Is there a future for drone delivery of AEDs directly to the scene of a cardiac arrest as a means to provide rapid defibrillation? Frankly, while I can see the conceptual attractiveness of such an idea, I don’t see it playing much of a role except, perhaps, in some very limited situations. 

 

 

Is Prevention Possible?

This blog has focused on actions to treat cardiac arrest and has not discussed the role of prevention. Part of the reason for this omission is that there currently is no way to prevent sudden cardiac arrest. However, since cardiac arrest is so strongly associated with underlying coronary artery disease, efforts to reduce heart disease will have the added benefit of reducing sudden cardiac arrest. Therefore, recommends for proper diet, regular exercise, no smoking, cholesterol lowering medications will have benefit. In the future, one can envision other possible preventions such as genetic detection of VF-prone patients, or better ways to reduce the incidence of coronary artery disease.  

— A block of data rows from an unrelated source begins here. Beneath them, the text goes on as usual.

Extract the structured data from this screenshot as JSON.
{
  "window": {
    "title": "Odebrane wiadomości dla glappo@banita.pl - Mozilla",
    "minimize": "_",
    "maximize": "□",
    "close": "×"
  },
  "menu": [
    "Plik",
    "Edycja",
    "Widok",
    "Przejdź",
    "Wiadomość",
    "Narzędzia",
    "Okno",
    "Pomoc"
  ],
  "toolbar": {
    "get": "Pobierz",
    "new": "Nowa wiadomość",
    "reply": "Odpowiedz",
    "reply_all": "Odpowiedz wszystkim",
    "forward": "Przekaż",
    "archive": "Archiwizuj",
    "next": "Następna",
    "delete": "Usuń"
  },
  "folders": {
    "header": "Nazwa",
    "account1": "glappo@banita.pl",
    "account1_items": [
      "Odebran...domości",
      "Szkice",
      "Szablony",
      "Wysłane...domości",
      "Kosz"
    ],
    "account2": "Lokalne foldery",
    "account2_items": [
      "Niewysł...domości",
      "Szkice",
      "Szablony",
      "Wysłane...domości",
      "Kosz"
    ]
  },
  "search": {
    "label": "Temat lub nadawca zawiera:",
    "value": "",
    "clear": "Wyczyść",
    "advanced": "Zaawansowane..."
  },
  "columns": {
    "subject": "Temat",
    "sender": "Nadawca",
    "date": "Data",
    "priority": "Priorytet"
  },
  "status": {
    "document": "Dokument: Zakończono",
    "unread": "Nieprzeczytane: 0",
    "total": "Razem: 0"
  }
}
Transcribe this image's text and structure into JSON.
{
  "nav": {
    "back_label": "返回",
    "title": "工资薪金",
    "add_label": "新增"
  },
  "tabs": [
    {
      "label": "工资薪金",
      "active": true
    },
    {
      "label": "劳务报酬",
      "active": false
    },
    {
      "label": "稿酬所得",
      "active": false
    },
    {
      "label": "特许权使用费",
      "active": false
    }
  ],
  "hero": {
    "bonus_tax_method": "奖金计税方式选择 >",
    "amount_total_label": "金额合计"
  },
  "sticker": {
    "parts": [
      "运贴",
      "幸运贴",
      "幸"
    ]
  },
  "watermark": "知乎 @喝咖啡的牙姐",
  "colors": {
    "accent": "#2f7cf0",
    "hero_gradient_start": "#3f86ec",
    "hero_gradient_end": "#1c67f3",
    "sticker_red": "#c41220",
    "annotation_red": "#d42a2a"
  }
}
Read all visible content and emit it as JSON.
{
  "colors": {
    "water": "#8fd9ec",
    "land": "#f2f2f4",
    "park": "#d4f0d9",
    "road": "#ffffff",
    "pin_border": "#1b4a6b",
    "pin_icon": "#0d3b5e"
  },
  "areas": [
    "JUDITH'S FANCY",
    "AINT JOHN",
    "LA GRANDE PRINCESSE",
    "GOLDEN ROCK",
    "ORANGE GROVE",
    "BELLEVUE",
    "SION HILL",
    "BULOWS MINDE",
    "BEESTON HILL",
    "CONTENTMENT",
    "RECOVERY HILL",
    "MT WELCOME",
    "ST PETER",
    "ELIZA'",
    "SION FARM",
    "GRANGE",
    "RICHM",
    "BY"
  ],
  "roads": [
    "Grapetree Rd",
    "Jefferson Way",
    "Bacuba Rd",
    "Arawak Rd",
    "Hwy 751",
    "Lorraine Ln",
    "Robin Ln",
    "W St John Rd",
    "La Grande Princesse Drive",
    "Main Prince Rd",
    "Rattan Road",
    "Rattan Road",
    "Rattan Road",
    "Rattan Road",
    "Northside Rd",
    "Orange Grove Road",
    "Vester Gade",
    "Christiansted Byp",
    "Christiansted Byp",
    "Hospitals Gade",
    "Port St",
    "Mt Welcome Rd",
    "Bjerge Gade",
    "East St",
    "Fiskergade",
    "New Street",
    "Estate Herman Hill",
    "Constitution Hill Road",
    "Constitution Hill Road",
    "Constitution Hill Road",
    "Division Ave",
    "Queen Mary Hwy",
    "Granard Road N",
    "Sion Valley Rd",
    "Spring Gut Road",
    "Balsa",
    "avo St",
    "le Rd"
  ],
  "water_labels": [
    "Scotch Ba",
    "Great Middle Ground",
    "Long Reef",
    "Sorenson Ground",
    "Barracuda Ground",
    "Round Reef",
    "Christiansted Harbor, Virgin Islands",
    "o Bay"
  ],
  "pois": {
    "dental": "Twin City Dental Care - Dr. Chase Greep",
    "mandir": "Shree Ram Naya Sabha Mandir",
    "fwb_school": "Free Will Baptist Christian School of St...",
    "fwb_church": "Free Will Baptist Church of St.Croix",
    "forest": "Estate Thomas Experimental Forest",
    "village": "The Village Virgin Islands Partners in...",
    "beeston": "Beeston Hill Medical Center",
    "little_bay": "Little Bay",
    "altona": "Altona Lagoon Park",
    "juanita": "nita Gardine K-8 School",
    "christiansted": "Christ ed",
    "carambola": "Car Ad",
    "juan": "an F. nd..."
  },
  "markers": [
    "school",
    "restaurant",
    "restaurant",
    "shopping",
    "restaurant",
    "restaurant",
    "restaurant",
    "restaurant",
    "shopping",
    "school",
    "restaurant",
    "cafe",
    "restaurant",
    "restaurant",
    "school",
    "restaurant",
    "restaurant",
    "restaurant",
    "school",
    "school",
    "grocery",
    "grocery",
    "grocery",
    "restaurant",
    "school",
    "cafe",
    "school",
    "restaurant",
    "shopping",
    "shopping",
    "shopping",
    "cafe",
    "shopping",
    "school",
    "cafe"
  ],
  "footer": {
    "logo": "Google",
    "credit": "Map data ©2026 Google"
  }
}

The Task Now – the Promise Ahead

There are opportunities to significantly increase survival from out of hospital cardiac arrest. Implementation of existing standards and training programs for telephone CPR and high-performance CPR will do much to improve survival. Future technologies offer the promise of even higher survival rates and maybe better methods of prevention will emerge.      

We hope you enjoyed this 5-part series on the past, present, and future of resuscitation.  We appreciate feedback and questions.